Kasse zahlt nur das medizinisch Notwendige

Doch auch ein Einsatz in Deutschland, etwa in den bayrischen Alpen oder in baden-württembergischen Klettergebieten, kann teuer werden. Gesetzliche und private Krankenversicherungen zahlen nämlich nur, wenn der Rettungseinsatz medizinische Gründe hatte, erklärt die Stiftung Warentest. Wird eine Person unverletzt geborgen, etwa weil sie sich verlaufen hat oder mit einem Gleitschirm notlanden musste, dann ist das kein Fall für die Krankenkasse oder die Privatpolice. Und auch wer nur minder schwer lädiert ist, muss unter Umständen selber zahlen, wenn die aufgewendeten Mittel nicht in Relation zur Verletzung stehen. Ein Beispiel: Man sitzt mit gezerrter Wade unterkühlt in unwegsamen Gelände fest. Jeder Schritt tut weh, man kommt nicht mehr aus eigener Kraft nach Hause, ist aber auch nicht ernsthaft verletzt. Weil kein Auto passieren kann, muss man per Hubschrauber evakuiert werden. "In der Regel übernehmen die Krankenversicherer diese Kosten nicht", schreibt das "Finanztest"-Magazin.

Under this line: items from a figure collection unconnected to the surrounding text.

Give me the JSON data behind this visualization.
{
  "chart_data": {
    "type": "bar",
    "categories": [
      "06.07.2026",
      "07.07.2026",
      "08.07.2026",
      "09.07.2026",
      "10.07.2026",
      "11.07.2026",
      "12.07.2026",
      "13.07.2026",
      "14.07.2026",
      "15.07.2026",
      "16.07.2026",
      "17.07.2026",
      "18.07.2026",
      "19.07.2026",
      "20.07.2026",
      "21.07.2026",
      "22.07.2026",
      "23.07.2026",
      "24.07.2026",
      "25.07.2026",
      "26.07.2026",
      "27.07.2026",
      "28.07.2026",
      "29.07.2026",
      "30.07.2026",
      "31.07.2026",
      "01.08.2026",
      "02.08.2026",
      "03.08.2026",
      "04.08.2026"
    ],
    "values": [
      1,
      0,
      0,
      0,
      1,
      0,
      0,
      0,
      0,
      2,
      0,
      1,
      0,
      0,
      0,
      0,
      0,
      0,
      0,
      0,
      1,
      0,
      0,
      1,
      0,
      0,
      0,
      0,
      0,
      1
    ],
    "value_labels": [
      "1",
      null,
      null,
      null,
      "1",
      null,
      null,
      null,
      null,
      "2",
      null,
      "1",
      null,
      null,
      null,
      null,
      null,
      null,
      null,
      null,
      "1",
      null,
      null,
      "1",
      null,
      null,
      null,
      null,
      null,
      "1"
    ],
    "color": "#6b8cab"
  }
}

Gut, wenn man für solche Fälle noch eine private Unfallversicherung in petto hat. Die sieht die Sache mit den Verletzungen nämlich nicht so streng und übernimmt die Kosten für Such-, Rettungs- und Bergungseinsätze unabhängig von der Schwere der jeweiligen Verletzung. Entscheidend ist lediglich, dass ein Unfall vorgelegen hat oder dass es zumindest so aussah. Im oben genannten Fall, dass die Familie die Bergwacht ruft, weil sie vom Schlimmsten ausgegangen ist, würde eine gute Unfallpolice weiterhelfen. Die Stiftung Warentest hat im letzten Jahr Angebote verglichen und empfiehlt unter anderem die Unfalltarife der Bayerischen, der Ammerländer, Hanse Merkur und Huk24. Für den weltweit geltenden Schutz zahlen Erwachsene um die 120 Euro im Jahr.

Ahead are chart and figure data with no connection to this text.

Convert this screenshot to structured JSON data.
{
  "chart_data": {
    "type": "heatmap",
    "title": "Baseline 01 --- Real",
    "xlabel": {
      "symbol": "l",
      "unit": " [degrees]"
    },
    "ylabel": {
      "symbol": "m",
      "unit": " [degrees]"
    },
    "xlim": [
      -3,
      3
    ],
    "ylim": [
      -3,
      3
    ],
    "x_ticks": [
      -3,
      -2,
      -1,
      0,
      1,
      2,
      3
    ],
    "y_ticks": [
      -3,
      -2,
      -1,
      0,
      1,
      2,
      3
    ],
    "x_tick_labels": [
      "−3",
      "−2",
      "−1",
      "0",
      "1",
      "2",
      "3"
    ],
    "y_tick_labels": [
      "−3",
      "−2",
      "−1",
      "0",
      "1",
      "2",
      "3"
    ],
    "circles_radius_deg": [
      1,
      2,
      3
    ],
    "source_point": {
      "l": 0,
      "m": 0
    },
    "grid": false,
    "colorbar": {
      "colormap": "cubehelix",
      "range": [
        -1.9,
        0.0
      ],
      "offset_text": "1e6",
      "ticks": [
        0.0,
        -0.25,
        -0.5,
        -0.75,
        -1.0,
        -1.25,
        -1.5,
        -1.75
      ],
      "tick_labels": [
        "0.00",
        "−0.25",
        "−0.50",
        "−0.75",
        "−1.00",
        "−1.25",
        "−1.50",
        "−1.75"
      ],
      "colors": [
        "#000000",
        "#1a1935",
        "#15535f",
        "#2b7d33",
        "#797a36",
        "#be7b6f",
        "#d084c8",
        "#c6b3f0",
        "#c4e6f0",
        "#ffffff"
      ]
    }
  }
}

Günstiger Schutz das ganze Jahr über

Günstiger sind private Auslandsreise-Krankenversicherungen. Nicht alle, aber viele von ihnen erstatten Such- und Bergungskosten, wenn auch nur bis zu Höchstbeträgen zwischen 2500 und 10.000 Euro. Damit ist im Ernstfall aber schon viel geholfen. Einzelpersonen finden schon ab zehn Euro Tarife, mit denen sie auf ihren Reisen das ganze Jahr über geschützt sind. Familien können sich ab etwa 40 Euro im Jahr versichern. Für diesen Preis bietet beispielsweise die Ergo Versicherung einen "sehr gut" bewerteten Tarif. Wer länger als drei Monate am Stück unterwegs ist, braucht dafür eine spezielle Langzeitversicherung. Bei Ski- oder Wanderurlauben dürfte das aber der Ausnahmefall sein. Auch wer seinen Urlaub lieber im Meer oder auf Städtereisen verbringt als in den Bergen, sollte sich um Auslandsreiseschutz kümmern. Die Versicherung zahlt nämlich auch den Rücktransport von Verletzten in die Heimat, der von gesetzlichen Krankenkassen nicht übernommen wird.

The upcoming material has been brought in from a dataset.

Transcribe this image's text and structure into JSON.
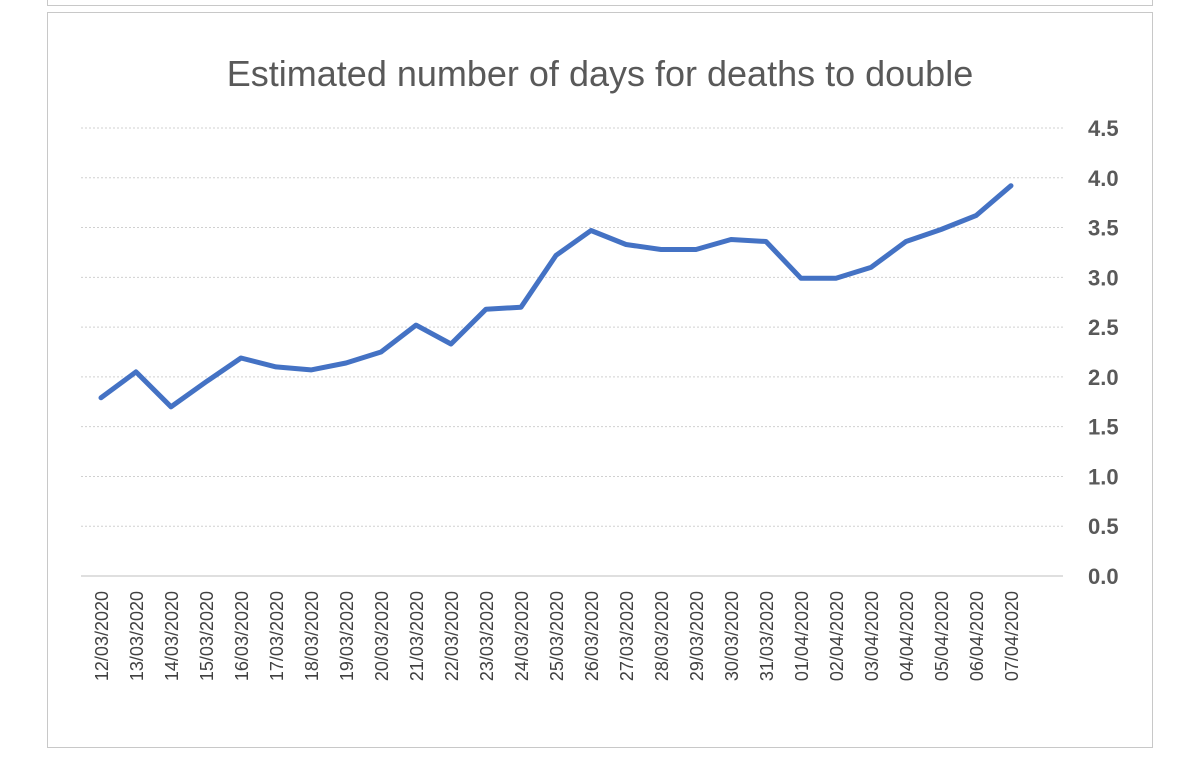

Egal, ob zum Wandern, Mountainbiken oder Skifahren: Ist man häufig in bergigen Regionen unterwegs, könnte man überlegen, in den Deutschen Alpenverein einzutreten. Als Mitglied ist man bei Unfällen weltweit versichert. Der Mitgliedsbeitrag hängt unter anderem von der jeweiligen Sektion ab, normalerweise liegt er zwischen 45 und 90 Euro.